1. Alias References: If you do not apply an alias to the dataframe, you’ll receive an error after you create your joined dataframe. With two columns named the same thing, referencing one of the duplicate named columns returns an error that essentially says it doesn’t know which one you selected. In SQL Server and other languages, the SQL engine wouldn’t let that query go through or it would automatically append a prefix or suffix to that field name.

2. Cross Join: You can also perform a cartesian product using the crossjoin method. This is useful if you’re looking to repeat every row in table A for every row in table B.

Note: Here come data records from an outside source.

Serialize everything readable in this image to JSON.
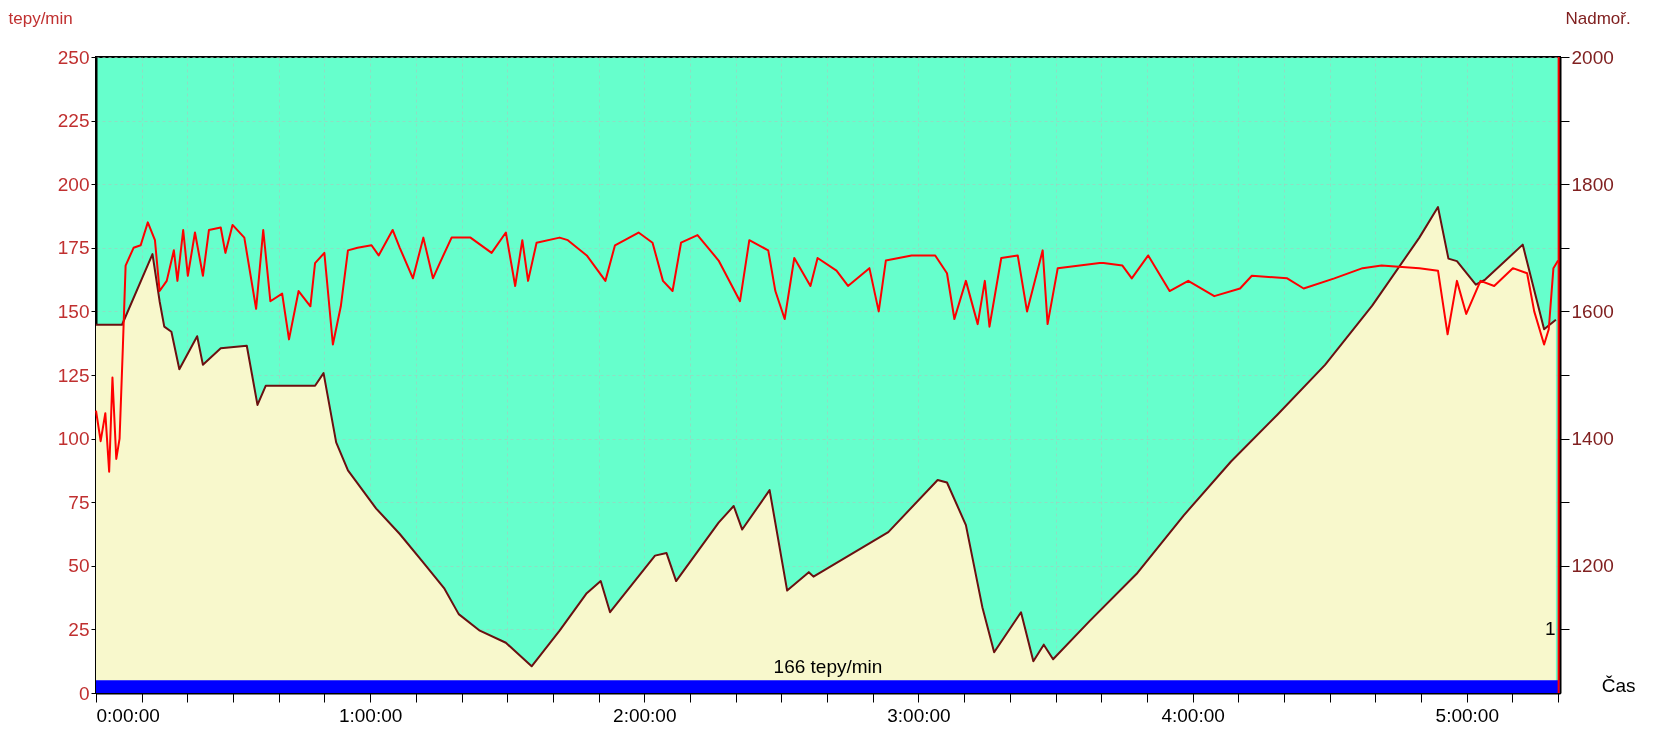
{
  "chart_data": {
    "type": "line",
    "xlabel": "Čas",
    "ylabel": "tepy/min",
    "y2label": "Nadmoř.",
    "xlim": [
      0,
      5.34
    ],
    "xticks": [
      {
        "value": 0,
        "label": "0:00:00"
      },
      {
        "value": 0.1667,
        "label": null
      },
      {
        "value": 0.3333,
        "label": null
      },
      {
        "value": 0.5,
        "label": null
      },
      {
        "value": 0.6667,
        "label": null
      },
      {
        "value": 0.8333,
        "label": null
      },
      {
        "value": 1,
        "label": "1:00:00"
      },
      {
        "value": 1.1667,
        "label": null
      },
      {
        "value": 1.3333,
        "label": null
      },
      {
        "value": 1.5,
        "label": null
      },
      {
        "value": 1.6667,
        "label": null
      },
      {
        "value": 1.8333,
        "label": null
      },
      {
        "value": 2,
        "label": "2:00:00"
      },
      {
        "value": 2.1667,
        "label": null
      },
      {
        "value": 2.3333,
        "label": null
      },
      {
        "value": 2.5,
        "label": null
      },
      {
        "value": 2.6667,
        "label": null
      },
      {
        "value": 2.8333,
        "label": null
      },
      {
        "value": 3,
        "label": "3:00:00"
      },
      {
        "value": 3.1667,
        "label": null
      },
      {
        "value": 3.3333,
        "label": null
      },
      {
        "value": 3.5,
        "label": null
      },
      {
        "value": 3.6667,
        "label": null
      },
      {
        "value": 3.8333,
        "label": null
      },
      {
        "value": 4,
        "label": "4:00:00"
      },
      {
        "value": 4.1667,
        "label": null
      },
      {
        "value": 4.3333,
        "label": null
      },
      {
        "value": 4.5,
        "label": null
      },
      {
        "value": 4.6667,
        "label": null
      },
      {
        "value": 4.8333,
        "label": null
      },
      {
        "value": 5,
        "label": "5:00:00"
      },
      {
        "value": 5.1667,
        "label": null
      },
      {
        "value": 5.3333,
        "label": null
      }
    ],
    "ylim": [
      0,
      250
    ],
    "yticks": [
      0,
      25,
      50,
      75,
      100,
      125,
      150,
      175,
      200,
      225,
      250
    ],
    "y2lim": [
      1000,
      2000
    ],
    "y2ticks": [
      {
        "value": 1100,
        "label": null
      },
      1200,
      {
        "value": 1300,
        "label": null
      },
      1400,
      {
        "value": 1500,
        "label": null
      },
      1600,
      {
        "value": 1700,
        "label": null
      },
      1800,
      {
        "value": 1900,
        "label": null
      },
      2000
    ],
    "grid": true,
    "bands": [
      {
        "axis": "y",
        "from": 0,
        "to": 5,
        "label": "166 tepy/min",
        "color": "#0000ff"
      }
    ],
    "ref_lines": [
      {
        "axis": "x",
        "value": 5.335,
        "color": "#ff0000"
      }
    ],
    "annotations": [
      {
        "text": "1",
        "x": 5.335,
        "y": 25
      }
    ],
    "series": [
      {
        "type": "area",
        "axis": "y2",
        "color": "#f8f8cc",
        "x": [
          0,
          0.095,
          0.206,
          0.232,
          0.249,
          0.275,
          0.304,
          0.369,
          0.39,
          0.455,
          0.55,
          0.589,
          0.619,
          0.799,
          0.83,
          0.876,
          0.919,
          1.022,
          1.108,
          1.194,
          1.271,
          1.323,
          1.4,
          1.495,
          1.589,
          1.691,
          1.79,
          1.841,
          1.875,
          2.039,
          2.081,
          2.116,
          2.271,
          2.326,
          2.357,
          2.457,
          2.521,
          2.6,
          2.617,
          2.89,
          3.07,
          3.104,
          3.173,
          3.233,
          3.276,
          3.374,
          3.419,
          3.457,
          3.491,
          3.624,
          3.795,
          3.967,
          4.14,
          4.31,
          4.483,
          4.655,
          4.827,
          4.895,
          4.933,
          4.964,
          5.033,
          5.067,
          5.204,
          5.282,
          5.325
        ],
        "values": [
          1579,
          1579,
          1690,
          1616,
          1576,
          1568,
          1509,
          1561,
          1516,
          1542,
          1546,
          1453,
          1483,
          1483,
          1503,
          1394,
          1350,
          1290,
          1250,
          1205,
          1164,
          1124,
          1098,
          1079,
          1042,
          1098,
          1157,
          1176,
          1127,
          1216,
          1220,
          1176,
          1268,
          1294,
          1257,
          1319,
          1161,
          1190,
          1183,
          1253,
          1335,
          1331,
          1264,
          1135,
          1064,
          1127,
          1050,
          1076,
          1053,
          1113,
          1187,
          1279,
          1364,
          1438,
          1516,
          1609,
          1716,
          1764,
          1683,
          1679,
          1642,
          1650,
          1705,
          1572,
          1587
        ]
      },
      {
        "axis": "y",
        "color": "#ff0000",
        "x": [
          0,
          0.017,
          0.034,
          0.048,
          0.06,
          0.074,
          0.086,
          0.098,
          0.108,
          0.137,
          0.163,
          0.189,
          0.215,
          0.232,
          0.258,
          0.284,
          0.297,
          0.318,
          0.335,
          0.361,
          0.39,
          0.412,
          0.455,
          0.472,
          0.498,
          0.541,
          0.584,
          0.61,
          0.636,
          0.679,
          0.704,
          0.739,
          0.782,
          0.799,
          0.833,
          0.864,
          0.893,
          0.919,
          0.954,
          1.005,
          1.031,
          1.082,
          1.108,
          1.156,
          1.194,
          1.229,
          1.254,
          1.297,
          1.366,
          1.443,
          1.495,
          1.529,
          1.555,
          1.576,
          1.607,
          1.691,
          1.721,
          1.79,
          1.858,
          1.893,
          1.979,
          2.03,
          2.068,
          2.103,
          2.134,
          2.194,
          2.271,
          2.349,
          2.383,
          2.452,
          2.478,
          2.512,
          2.547,
          2.606,
          2.632,
          2.701,
          2.743,
          2.821,
          2.855,
          2.881,
          2.975,
          3.061,
          3.104,
          3.131,
          3.173,
          3.216,
          3.242,
          3.259,
          3.302,
          3.362,
          3.396,
          3.453,
          3.471,
          3.508,
          3.661,
          3.675,
          3.744,
          3.778,
          3.838,
          3.916,
          3.984,
          4.079,
          4.173,
          4.216,
          4.345,
          4.405,
          4.517,
          4.62,
          4.689,
          4.827,
          4.895,
          4.93,
          4.964,
          4.998,
          5.05,
          5.1,
          5.168,
          5.22,
          5.246,
          5.282,
          5.299,
          5.316,
          5.333
        ],
        "values": [
          111,
          99,
          110,
          87,
          124,
          92,
          100,
          136,
          168,
          175,
          176,
          185,
          178,
          158,
          162,
          174,
          162,
          182,
          164,
          181,
          164,
          182,
          183,
          173,
          184,
          179,
          151,
          182,
          154,
          157,
          139,
          158,
          152,
          169,
          173,
          137,
          152,
          174,
          175,
          176,
          172,
          182,
          175,
          163,
          179,
          163,
          169,
          179,
          179,
          173,
          181,
          160,
          178,
          162,
          177,
          179,
          178,
          172,
          162,
          176,
          181,
          177,
          162,
          158,
          177,
          180,
          170,
          154,
          178,
          174,
          158,
          147,
          171,
          160,
          171,
          166,
          160,
          167,
          150,
          170,
          172,
          172,
          165,
          147,
          162,
          145,
          162,
          144,
          171,
          172,
          150,
          174,
          145,
          167,
          169,
          169,
          168,
          163,
          172,
          158,
          162,
          156,
          159,
          164,
          163,
          159,
          163,
          167,
          168,
          167,
          166,
          141,
          162,
          149,
          162,
          160,
          167,
          165,
          150,
          137,
          143,
          167,
          170
        ]
      }
    ]
  }
}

3. The ‘leftsemi’ option: I didn’t cover this option above (since Jeff Atwood didn’t either). but if you care only for the left columns and just want to pull in the records that match in both table A and table B, you can choose ‘leftsemi’. This StackOverflow post gives a good explanation.

4. Joining on Multiple Columns: In the second parameter, you use the &(ampersand) symbol for and and the |(pipe) symbol for or between columns.

And that’s it! I hope you learned something about Pyspark joins! If you feel like going old school, check out my post on Pyspark RDD Examples. But DataFrames are the wave of the future in the Spark world so keep pushing your Pyspark SQL knowledge!